«Il mio Churchill anti Brexit» Battiston mattatore in una pièce sul grande statista
Battiston è lo statista sul viale del tramonto in una pièce che alterna pubblico e privato
Sigaro sempre in bocca, gran bevitore di whisky, malandato ma indomabile, autoritario e autorevole, ma capace di ascoltare e di cambiare idea. Celebre per le sue battute folgoranti, una per tutte: «Gli italiani perdono le guerre come se fossero partite di calcio e le partite di calcio come se fossero guerre». Un insieme di umani eccessi e di straordinarie doti politiche che ne hanno fatto un’icona del Novecento: Winston Churchill. Che a incarnarlo in scena sia Giuseppe Battiston sembra la naturale conseguenza di quell’Orson Welles, a cui aveva dato vita una decina di anni fa («Orson Welles’Roast»). In cartellone al Parenti da domani, «Winston vs Churchill», testo di Carlo G. Gabardini e regia di Paola Rota, promette
scintille. Mentre, dell’attore friulano, da sempre diviso tra teatro, cinema e tv, si attende l’uscita di un paio di film, «Il grande passo» di Antonio Padovan e «È per il tuo bene» di Rolando Ravello.
Battiston: ora Churchill, qualche anno fa Orson Welles. Trova dei punti di contatto tra questi due simboli del ’900?
«Sicuramente la loro genialità e visionarietà. Welles è stato forse la figura più importante della storia del cinema per le innovazioni che ha introdotto. Churchill è stato fondamentale non solo per la vittoria nella Seconda guerra mondiale ma anche per la salvezza dell’Europa».
«Winston vs Churchill»: il titolo sembra contrapporre l’uomo e lo statista.

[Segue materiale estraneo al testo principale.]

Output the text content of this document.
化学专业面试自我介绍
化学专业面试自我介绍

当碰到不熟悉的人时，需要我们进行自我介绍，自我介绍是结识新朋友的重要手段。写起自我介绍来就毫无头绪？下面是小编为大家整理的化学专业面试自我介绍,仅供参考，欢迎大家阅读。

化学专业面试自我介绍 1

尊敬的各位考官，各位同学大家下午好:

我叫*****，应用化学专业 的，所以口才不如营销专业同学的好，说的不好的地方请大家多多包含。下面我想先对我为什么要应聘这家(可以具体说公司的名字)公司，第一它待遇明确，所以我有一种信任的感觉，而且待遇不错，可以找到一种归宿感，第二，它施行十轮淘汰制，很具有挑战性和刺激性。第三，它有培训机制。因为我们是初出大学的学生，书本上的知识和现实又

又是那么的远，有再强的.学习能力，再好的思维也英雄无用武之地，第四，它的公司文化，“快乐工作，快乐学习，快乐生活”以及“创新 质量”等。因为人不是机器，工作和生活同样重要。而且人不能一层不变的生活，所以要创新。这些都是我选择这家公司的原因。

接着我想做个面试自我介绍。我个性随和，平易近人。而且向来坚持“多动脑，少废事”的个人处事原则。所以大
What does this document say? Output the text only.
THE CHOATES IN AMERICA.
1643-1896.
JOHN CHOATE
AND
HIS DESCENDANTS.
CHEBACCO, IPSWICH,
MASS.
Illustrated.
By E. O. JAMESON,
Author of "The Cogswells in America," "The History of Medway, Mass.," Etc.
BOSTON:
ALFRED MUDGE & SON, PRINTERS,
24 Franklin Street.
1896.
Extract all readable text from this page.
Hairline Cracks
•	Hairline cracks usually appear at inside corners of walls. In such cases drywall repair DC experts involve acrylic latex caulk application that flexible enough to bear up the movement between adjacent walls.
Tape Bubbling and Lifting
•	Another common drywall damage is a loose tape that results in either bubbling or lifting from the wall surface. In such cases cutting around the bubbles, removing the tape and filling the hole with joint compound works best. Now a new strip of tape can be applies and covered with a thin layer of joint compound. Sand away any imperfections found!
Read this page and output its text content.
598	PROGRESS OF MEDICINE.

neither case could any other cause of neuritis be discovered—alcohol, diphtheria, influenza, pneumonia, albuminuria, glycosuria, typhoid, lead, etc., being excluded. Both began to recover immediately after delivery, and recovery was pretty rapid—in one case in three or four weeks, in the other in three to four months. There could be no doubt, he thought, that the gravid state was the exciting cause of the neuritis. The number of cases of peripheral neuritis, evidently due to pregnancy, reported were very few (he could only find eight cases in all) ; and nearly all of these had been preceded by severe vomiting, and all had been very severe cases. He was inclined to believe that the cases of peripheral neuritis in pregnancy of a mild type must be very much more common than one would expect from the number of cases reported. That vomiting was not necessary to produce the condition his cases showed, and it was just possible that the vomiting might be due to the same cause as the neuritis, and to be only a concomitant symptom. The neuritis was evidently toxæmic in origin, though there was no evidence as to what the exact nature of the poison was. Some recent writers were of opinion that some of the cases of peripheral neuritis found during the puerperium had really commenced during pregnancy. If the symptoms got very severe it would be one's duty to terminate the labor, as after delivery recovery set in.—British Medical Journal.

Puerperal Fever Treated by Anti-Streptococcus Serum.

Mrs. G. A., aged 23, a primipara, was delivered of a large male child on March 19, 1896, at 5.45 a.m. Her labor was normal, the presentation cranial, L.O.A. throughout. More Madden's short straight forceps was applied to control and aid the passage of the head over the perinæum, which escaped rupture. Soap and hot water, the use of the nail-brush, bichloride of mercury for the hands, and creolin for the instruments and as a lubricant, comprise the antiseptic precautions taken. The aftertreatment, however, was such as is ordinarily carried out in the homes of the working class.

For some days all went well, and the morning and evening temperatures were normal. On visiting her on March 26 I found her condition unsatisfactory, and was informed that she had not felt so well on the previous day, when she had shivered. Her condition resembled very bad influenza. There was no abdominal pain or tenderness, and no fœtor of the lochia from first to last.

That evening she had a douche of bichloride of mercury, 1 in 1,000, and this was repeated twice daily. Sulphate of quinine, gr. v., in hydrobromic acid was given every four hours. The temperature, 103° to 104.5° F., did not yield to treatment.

«Churchill è immaginato nella fase finale della sua vita, nella vecchiaia e nella solitudine della sua residenza di Chartwell alle prese con i fantasmi del passato. Sono ricordi legati sia alla sua attività politica sia alla sua vita privata: le decisioni prese, gli errori fatti, le vittorie, le sconfitte. Da una parte il peso del passato e dall’altra la consapevolezza che, essendo stato così tanto assorbito dal suo ruolo pubblico, aveva trascurato la famiglia. Ci sono riferimenti molto amorevoli nei confronti della moglie Clementine ed emergono ricordi dolorosi come il suicidio della figlia,
tante incomprensioni e l’incapacità di comunicare dentro le mura domestiche».
Che cosa aveva Churchill di diverso dagli altri per fare quello che ha fatto?
«Una personalità magnetiistrioniche
ca, in grado di catalizzare il consenso di tutti. Aveva idee forti, profonde, in qualche modo rivoluzionarie».
Che strada interpretativa ha seguito per dare vita al personaggio?
«Non cerco verosimiglianza con il personaggio che interpreto. Ce lo siamo immaginati nella sua vecchiaia e quindi ho cercato di caratterizzarne gli “acciacchi” non solo fisici ma anche dell’anima, sottolineando momenti in cui riemergono tanti pensieri, gli studi fatti, l’amore per la poesia e per il teatro. Ma più che il personaggio in sé quello che abbiamo voluto evidenziare è il confronto tra lui e la giovane infermiera, interpretata da Lucienne Perreca. Un confronto generazionale che diventa confronto di idee, ideologico se rapportato al pensiero politico».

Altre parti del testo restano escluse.